Optical Character Recognition and Transcription of Berber Signs from Images in a Low-Resource Language Amazigh

The Berber, or Amazigh language family is a low-resource North African vernacular language spoken by the indigenous Berber ethnic group. It has its own unique alphabet called Tifinagh used across Berber communities in Morocco, Algeria, and others. The Afroasiatic language Berber is spoken by 14 million people, yet lacks adequate representation in education, research, web applications etc. For instance, there is no option of translation to or from Amazigh / Berber on Google Translate, which hosts over 100 languages today. Consequently, we do not find specialized educational apps, L2 (2nd language learner) acquisition, automated language translation, and remote-access facilities enabled in Berber. Motivated by this background, we propose a supervised approach called DaToBS for Detection and Transcription of Berber Signs. The DaToBS approach entails the automatic recognition and transcription of Tifinagh characters from signs in photographs of natural environments. This is achieved by self-creating a corpus of 1862 pre-processed character images; curating the corpus with human-guided annotation; and feeding it into an OCR model via the deployment of CNN for deep learning based on computer vision models. We deploy computer vision modeling (rather than language models) because there are pictorial symbols in this alphabet, this deployment being a novel aspect of our work. The DaToBS experimentation and analyses yield over 92 percent accuracy in our research. To the best of our knowledge, ours is among the first few works in the automated transcription of Berber signs from roadside images with deep learning, yielding high accuracy. This can pave the way for developing pedagogical applications in the Berber language, thereby addressing an important goal of outreach to underrepresented communities via AI in education.

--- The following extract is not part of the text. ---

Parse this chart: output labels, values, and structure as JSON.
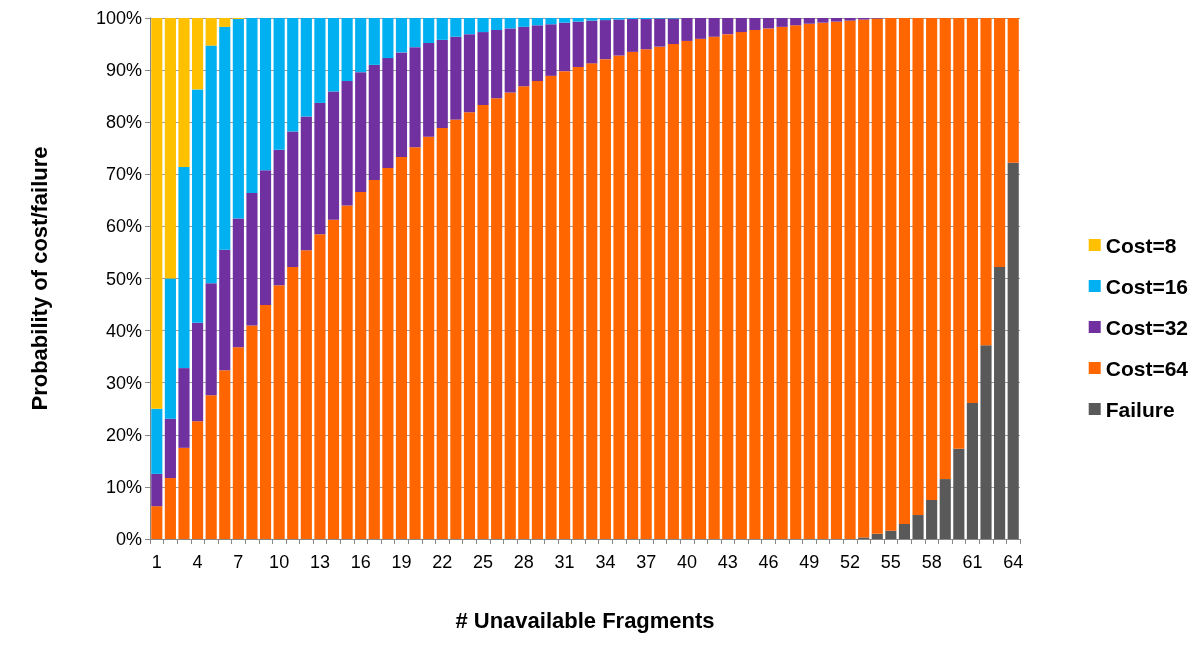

翻译：柏柏尔语（阿马齐格语系）是一种低资源的北非本土语言，由土著柏柏尔族群使用。该语言拥有名为提非纳文的独特字母系统，在摩洛哥、阿尔及利亚等地的柏柏尔社区中广泛使用。作为亚非语系语言，柏柏尔语拥有1400万使用者，但在教育、研究、网络应用等领域尚未获得充分体现。例如，当前支持100多种语言的谷歌翻译中，并未提供阿马齐格语/柏柏尔语的互译选项。因此，该语言缺乏专门的教育应用、第二语言习得工具、自动翻译系统及远程访问设施。基于这一背景，我们提出名为DaToBS的监督学习方法，用于柏柏尔文字符号的检测与转写。DaToBS方法通过以下步骤实现自然场景照片中提非纳字符的自动识别与转写：自主构建包含1862个预处理字符图像的语料库；通过人工引导标注对语料库进行整理；并基于计算机视觉模型部署卷积神经网络，将其输入光学字符识别模型。我们采用计算机视觉建模（而非语言模型）的原因在于该字母系统包含象形符号，这一部署方式构成了本研究的新颖之处。实验与分析表明，DaToBS的识别准确率超过92%。据我们所知，本研究是首批利用深度学习对道路图像中柏柏尔文字符实现高精度自动转写的成果之一。该工作可为开发柏柏尔语教育应用铺平道路，进而通过人工智能实现教育领域对弱势语言群体的包容性覆盖这一重要目标。